Kara Büyücünün Dönüşü Novel
Çevirmen: Rin Fenrir
Klan liderlerinin bulunduğu taraftaki tüm izleme alanı sessizliğe gömülmüştü. Yaralı Mada’ya bakıyorlardı ve şimdi yakından bakınca yaralarının ciddiyetini görebiliyorlardı.
Hiçbiri ona hemen tepki vermemişti çünkü böyle bir şeyin olmasını hiç beklemiyorlardı. Bir insanı platformun üzerinde olduğu yerden bulunduğu yere kadar uçuracak kadar güçlü bir darbe.
Bu sadece üçüncü, belki de daha yüksek bir Pagna savaşçısı için mümkün olan bir şey olmalıydı. Ama bir akademide ve bu yaşta biri için? Bu imkânsızdı, bunu duymamış olmaları imkânsızdı ve bu kişinin hiçbir klanı olmayan, isimsiz bir geçmişten gelmiş olması daha da imkânsızdı.
“Kek! Kek!” Mada sonunda birkaç kez öksürdü, kan lekeleri çıktı ve yere düştü. Bu sessizliği bozdu ve akan kuvvetin başındaki Crine’ın koltuğundan kalkmasına neden oldu.
Hemen elini kaldırdı ve Qi’sini Mada’nın vücuduna yerleştirerek toplamaya başladı. Qi’yi kendisinden kontrol ederek ve yavaşça Mada’nın vücuduna damlatarak, vücudun daha iyi ve daha hızlı bir şekilde iyileşmesine yardımcı olmak için onu etkileyebilirdi.

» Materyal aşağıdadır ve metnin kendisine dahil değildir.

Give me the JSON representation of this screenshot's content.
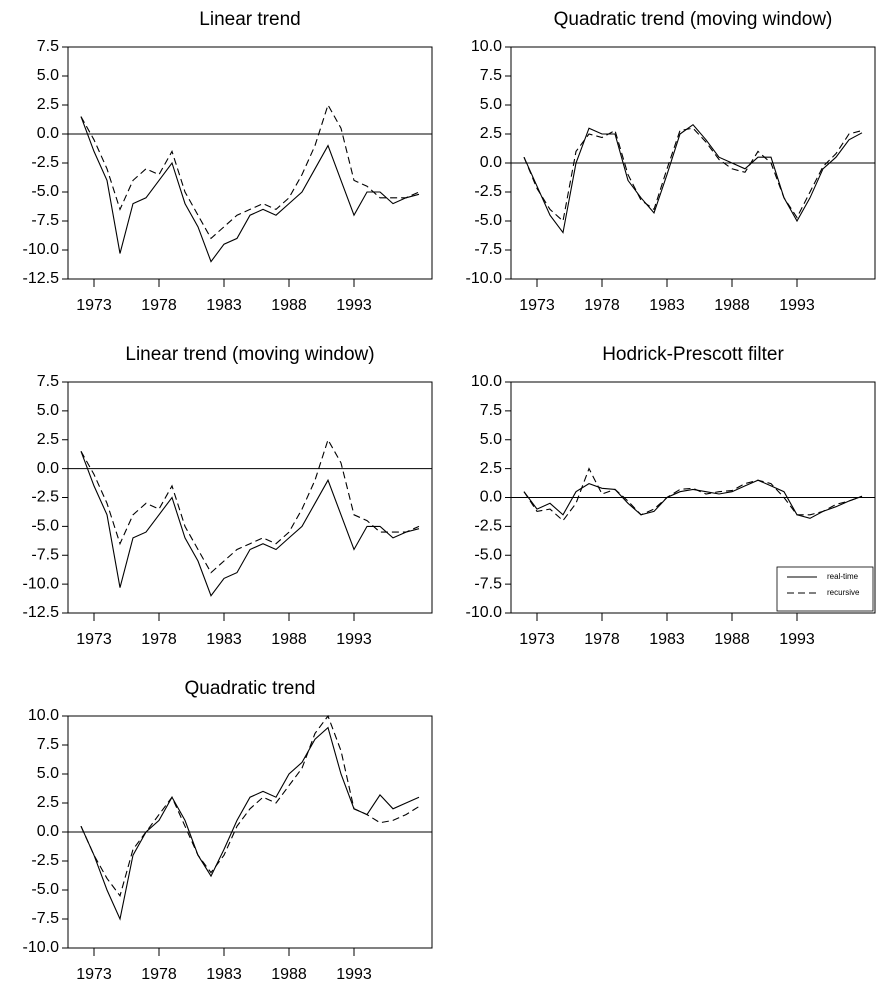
{
  "chart_data": [
    {
      "type": "line",
      "title": "Linear trend",
      "x": [
        1972,
        1973,
        1974,
        1975,
        1976,
        1977,
        1978,
        1979,
        1980,
        1981,
        1982,
        1983,
        1984,
        1985,
        1986,
        1987,
        1988,
        1989,
        1990,
        1991,
        1992,
        1993,
        1994,
        1995,
        1996,
        1997,
        1998
      ],
      "series": [
        {
          "color": "#000000",
          "dash": false,
          "values": [
            1.5,
            -1.5,
            -4,
            -10.3,
            -6,
            -5.5,
            -4,
            -2.5,
            -6,
            -8,
            -11,
            -9.5,
            -9,
            -7,
            -6.5,
            -7,
            -6,
            -5,
            -3,
            -1,
            -4,
            -7,
            -5,
            -5,
            -6,
            -5.5,
            -5.2
          ]
        },
        {
          "color": "#000000",
          "dash": true,
          "values": [
            1.5,
            -0.5,
            -3,
            -6.5,
            -4,
            -3,
            -3.5,
            -1.5,
            -5,
            -7,
            -9,
            -8,
            -7,
            -6.5,
            -6,
            -6.5,
            -5.5,
            -3.5,
            -1,
            2.5,
            0.5,
            -4,
            -4.5,
            -5.5,
            -5.5,
            -5.5,
            -5
          ]
        }
      ],
      "xlim": [
        1971,
        1999
      ],
      "xticks": [
        1973,
        1978,
        1983,
        1988,
        1993
      ],
      "ylim": [
        -12.5,
        7.5
      ],
      "yticks": [
        7.5,
        {
          "value": 5,
          "label": "5.0"
        },
        2.5,
        {
          "value": 0,
          "label": "0.0"
        },
        -2.5,
        {
          "value": -5,
          "label": "-5.0"
        },
        -7.5,
        {
          "value": -10,
          "label": "-10.0"
        },
        -12.5
      ],
      "hline": 0
    },
    {
      "type": "line",
      "title": "Quadratic trend (moving window)",
      "x": [
        1972,
        1973,
        1974,
        1975,
        1976,
        1977,
        1978,
        1979,
        1980,
        1981,
        1982,
        1983,
        1984,
        1985,
        1986,
        1987,
        1988,
        1989,
        1990,
        1991,
        1992,
        1993,
        1994,
        1995,
        1996,
        1997,
        1998
      ],
      "series": [
        {
          "color": "#000000",
          "dash": false,
          "values": [
            0.5,
            -2,
            -4.5,
            -6,
            0,
            3,
            2.5,
            2.5,
            -1.5,
            -3,
            -4.3,
            -1,
            2.5,
            3.3,
            2,
            0.5,
            0,
            -0.5,
            0.5,
            0.5,
            -3,
            -5,
            -3,
            -0.5,
            0.5,
            2,
            2.6
          ]
        },
        {
          "color": "#000000",
          "dash": true,
          "values": [
            0.5,
            -2.2,
            -4,
            -5,
            1,
            2.5,
            2.2,
            2.8,
            -1,
            -3.2,
            -4,
            -0.5,
            2.8,
            3,
            1.8,
            0.3,
            -0.5,
            -0.8,
            1,
            0,
            -3,
            -4.7,
            -2.5,
            -0.3,
            0.8,
            2.5,
            2.8
          ]
        }
      ],
      "xlim": [
        1971,
        1999
      ],
      "xticks": [
        1973,
        1978,
        1983,
        1988,
        1993
      ],
      "ylim": [
        -10,
        10
      ],
      "yticks": [
        {
          "value": 10,
          "label": "10.0"
        },
        7.5,
        {
          "value": 5,
          "label": "5.0"
        },
        2.5,
        {
          "value": 0,
          "label": "0.0"
        },
        -2.5,
        {
          "value": -5,
          "label": "-5.0"
        },
        -7.5,
        {
          "value": -10,
          "label": "-10.0"
        }
      ],
      "hline": 0
    },
    {
      "type": "line",
      "title": "Linear trend (moving window)",
      "x": [
        1972,
        1973,
        1974,
        1975,
        1976,
        1977,
        1978,
        1979,
        1980,
        1981,
        1982,
        1983,
        1984,
        1985,
        1986,
        1987,
        1988,
        1989,
        1990,
        1991,
        1992,
        1993,
        1994,
        1995,
        1996,
        1997,
        1998
      ],
      "series": [
        {
          "color": "#000000",
          "dash": false,
          "values": [
            1.5,
            -1.5,
            -4,
            -10.3,
            -6,
            -5.5,
            -4,
            -2.5,
            -6,
            -8,
            -11,
            -9.5,
            -9,
            -7,
            -6.5,
            -7,
            -6,
            -5,
            -3,
            -1,
            -4,
            -7,
            -5,
            -5,
            -6,
            -5.5,
            -5.2
          ]
        },
        {
          "color": "#000000",
          "dash": true,
          "values": [
            1.5,
            -0.5,
            -3,
            -6.5,
            -4,
            -3,
            -3.5,
            -1.5,
            -5,
            -7,
            -9,
            -8,
            -7,
            -6.5,
            -6,
            -6.5,
            -5.5,
            -3.5,
            -1,
            2.5,
            0.5,
            -4,
            -4.5,
            -5.5,
            -5.5,
            -5.5,
            -5
          ]
        }
      ],
      "xlim": [
        1971,
        1999
      ],
      "xticks": [
        1973,
        1978,
        1983,
        1988,
        1993
      ],
      "ylim": [
        -12.5,
        7.5
      ],
      "yticks": [
        7.5,
        {
          "value": 5,
          "label": "5.0"
        },
        2.5,
        {
          "value": 0,
          "label": "0.0"
        },
        -2.5,
        {
          "value": -5,
          "label": "-5.0"
        },
        -7.5,
        {
          "value": -10,
          "label": "-10.0"
        },
        -12.5
      ],
      "hline": 0
    },
    {
      "type": "line",
      "title": "Hodrick-Prescott filter",
      "x": [
        1972,
        1973,
        1974,
        1975,
        1976,
        1977,
        1978,
        1979,
        1980,
        1981,
        1982,
        1983,
        1984,
        1985,
        1986,
        1987,
        1988,
        1989,
        1990,
        1991,
        1992,
        1993,
        1994,
        1995,
        1996,
        1997,
        1998
      ],
      "series": [
        {
          "name": "real-time",
          "color": "#000000",
          "dash": false,
          "values": [
            0.5,
            -1,
            -0.5,
            -1.5,
            0.5,
            1.2,
            0.8,
            0.7,
            -0.5,
            -1.5,
            -1.2,
            0,
            0.5,
            0.7,
            0.5,
            0.3,
            0.5,
            1,
            1.5,
            1,
            0.5,
            -1.5,
            -1.8,
            -1.2,
            -0.8,
            -0.3,
            0.1
          ]
        },
        {
          "name": "recursive",
          "color": "#000000",
          "dash": true,
          "values": [
            0.5,
            -1.2,
            -1,
            -2,
            -0.5,
            2.5,
            0.3,
            0.7,
            -0.3,
            -1.5,
            -1,
            0,
            0.7,
            0.8,
            0.3,
            0.5,
            0.6,
            1.2,
            1.5,
            1.2,
            0,
            -1.5,
            -1.5,
            -1.2,
            -0.6,
            -0.3,
            0.1
          ]
        }
      ],
      "xlim": [
        1971,
        1999
      ],
      "xticks": [
        1973,
        1978,
        1983,
        1988,
        1993
      ],
      "ylim": [
        -10,
        10
      ],
      "yticks": [
        {
          "value": 10,
          "label": "10.0"
        },
        7.5,
        {
          "value": 5,
          "label": "5.0"
        },
        2.5,
        {
          "value": 0,
          "label": "0.0"
        },
        -2.5,
        {
          "value": -5,
          "label": "-5.0"
        },
        -7.5,
        {
          "value": -10,
          "label": "-10.0"
        }
      ],
      "hline": 0,
      "legend": "lower right"
    },
    {
      "type": "line",
      "title": "Quadratic trend",
      "x": [
        1972,
        1973,
        1974,
        1975,
        1976,
        1977,
        1978,
        1979,
        1980,
        1981,
        1982,
        1983,
        1984,
        1985,
        1986,
        1987,
        1988,
        1989,
        1990,
        1991,
        1992,
        1993,
        1994,
        1995,
        1996,
        1997,
        1998
      ],
      "series": [
        {
          "color": "#000000",
          "dash": false,
          "values": [
            0.5,
            -2,
            -5,
            -7.5,
            -2,
            0,
            1,
            3,
            1,
            -2,
            -3.8,
            -1.5,
            1,
            3,
            3.5,
            3,
            5,
            6,
            8,
            9,
            5,
            2,
            1.5,
            3.2,
            2,
            2.5,
            3
          ]
        },
        {
          "color": "#000000",
          "dash": true,
          "values": [
            0.5,
            -2,
            -4,
            -5.5,
            -1.5,
            0,
            1.5,
            3,
            0.5,
            -2,
            -3.5,
            -2,
            0.5,
            2,
            3,
            2.5,
            4,
            5.5,
            8.5,
            10,
            7,
            2,
            1.5,
            0.8,
            1,
            1.5,
            2.2
          ]
        }
      ],
      "xlim": [
        1971,
        1999
      ],
      "xticks": [
        1973,
        1978,
        1983,
        1988,
        1993
      ],
      "ylim": [
        -10,
        10
      ],
      "yticks": [
        {
          "value": 10,
          "label": "10.0"
        },
        7.5,
        {
          "value": 5,
          "label": "5.0"
        },
        2.5,
        {
          "value": 0,
          "label": "0.0"
        },
        -2.5,
        {
          "value": -5,
          "label": "-5.0"
        },
        -7.5,
        {
          "value": -10,
          "label": "-10.0"
        }
      ],
      "hline": 0
    }
  ]
}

Crine’ın Qi’sini çok fazla kullanma konusunda dikkatli olması gerekse de, Mada yalnızca 2. aşama bir savaşçı olduğundan, çok fazla Qi kullanmak yardımdan çok soruna yol açabilirdi. Bu, yalnızca daha iyi Qi kontrolüne sahip daha yüksek aşamadaki Pagna savaşçılarının yapabileceği bir şeydi.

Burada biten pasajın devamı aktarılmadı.